Born on 13rd of April 1771
Died in Dartford, Kent
Died on 22nd of April 1833
The great Cornish engineer Richard Trevithick helped forge the Industrial Revolution but it was left to others to capitalize on his breakthroughs.
Trevithick’s first notable invention was his high pressure engine of 1787 which could better the performance of James Watt’s steam engine. In 1801 Trevithick built the first road-going steam-locomotive at Camborne, which worked only for a very short time before burning out. (This failure might have been avoided and history changed had Trevithick and his pals not resorted to a nearby pub). In 1803 Trevithick came up with the first steam-driven road vehicle. Then in 1804 he designed a railway engine which was powerful enough to pull 10 tons of iron and 70 men. Like so many of Trevithick’s inventions it was ahead of its time. The rails which could support this beast had yet to be built, and the existing ones broke under the excessive weight.
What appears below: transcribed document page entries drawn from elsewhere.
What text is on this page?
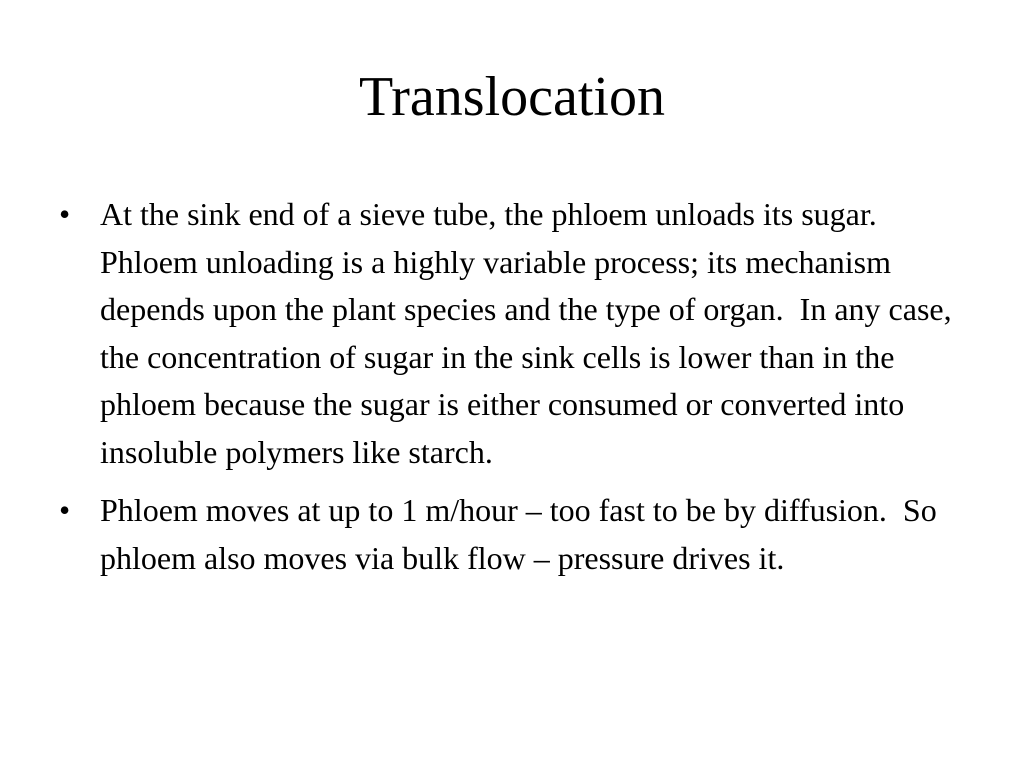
Translocation
• At the sink end of a sieve tube, the phloem unloads its sugar.  Phloem unloading is a highly variable process; its mechanism depends upon the plant species and the type of organ.  In any case, the concentration of sugar in the sink cells is lower than in the phloem because the sugar is either consumed or converted into insoluble polymers like starch.
• Phloem moves at up to 1 m/hour – too fast to be by diffusion.  So phloem also moves via bulk flow – pressure drives it.
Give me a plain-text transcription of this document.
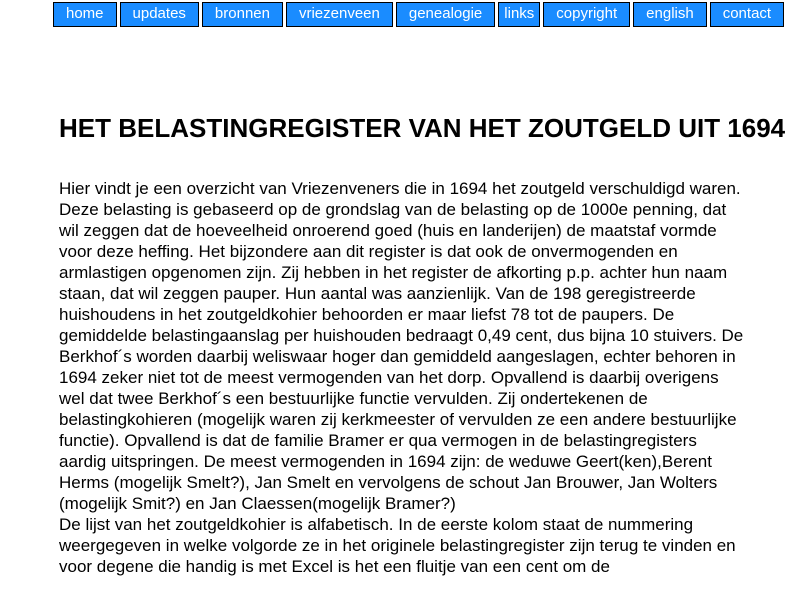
home	updates	bronnen	vriezenveen	genealogie	links	copyright	english	contact
HET BELASTINGREGISTER VAN HET ZOUTGELD UIT 1694

Hier vindt je een overzicht van Vriezenveners die in 1694 het zoutgeld verschuldigd waren. Deze belasting is gebaseerd op de grondslag van de belasting op de 1000e penning, dat wil zeggen dat de hoeveelheid onroerend goed (huis en landerijen) de maatstaf vormde voor deze heffing. Het bijzondere aan dit register is dat ook de onvermogenden en armlastigen opgenomen zijn. Zij hebben in het register de afkorting p.p. achter hun naam staan, dat wil zeggen pauper. Hun aantal was aanzienlijk. Van de 198 geregistreerde huishoudens in het zoutgeldkohier behoorden er maar liefst 78 tot de paupers. De gemiddelde belastingaanslag per huishouden bedraagt 0,49 cent, dus bijna 10 stuivers. De Berkhof´s worden daarbij weliswaar hoger dan gemiddeld aangeslagen, echter behoren in 1694 zeker niet tot de meest vermogenden van het dorp. Opvallend is daarbij overigens wel dat twee Berkhof´s een bestuurlijke functie vervulden. Zij ondertekenen de belastingkohieren (mogelijk waren zij kerkmeester of vervulden ze een andere bestuurlijke functie). Opvallend is dat de familie Bramer er qua vermogen in de belastingregisters aardig uitspringen. De meest vermogenden in 1694 zijn: de weduwe Geert(ken),Berent Herms (mogelijk Smelt?), Jan Smelt en vervolgens de schout Jan Brouwer, Jan Wolters (mogelijk Smit?) en Jan Claessen(mogelijk Bramer?)

De lijst van het zoutgeldkohier is alfabetisch. In de eerste kolom staat de nummering weergegeven in welke volgorde ze in het originele belastingregister zijn terug te vinden en voor degene die handig is met Excel is het een fluitje van een cent om de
Undeterred, Trevithick took his invention to London where he built a circular track for his machine in Euston Square, charging passengers to ride the novelty. Again the rails could not take the strain and Trevithick returned chastened to Cornwall where he developed a successful mining engine soon sold worldwide. This work led him to Peru where he operated as a consulting engineer, and where he was rewarded with the rights to a copper and silver mine. Ever unlucky, before he could reap the benefits he was caught up in a war in Peru and 10 years later returned to England still not having made his fortune, and had to be aided by fellow engineer Robert Stephenson who paid for Trevithick’s passage home.
Trevithick continued with his inventions but as always he was dogged by financial worries. In spite of his world-changing creations including the steam train, the propeller, the threshing machine and the steam dredger he was to die impoverished, his funeral expenses paid for by loyal friends. Richard Trevithick died in Dartford on April 22, 1833.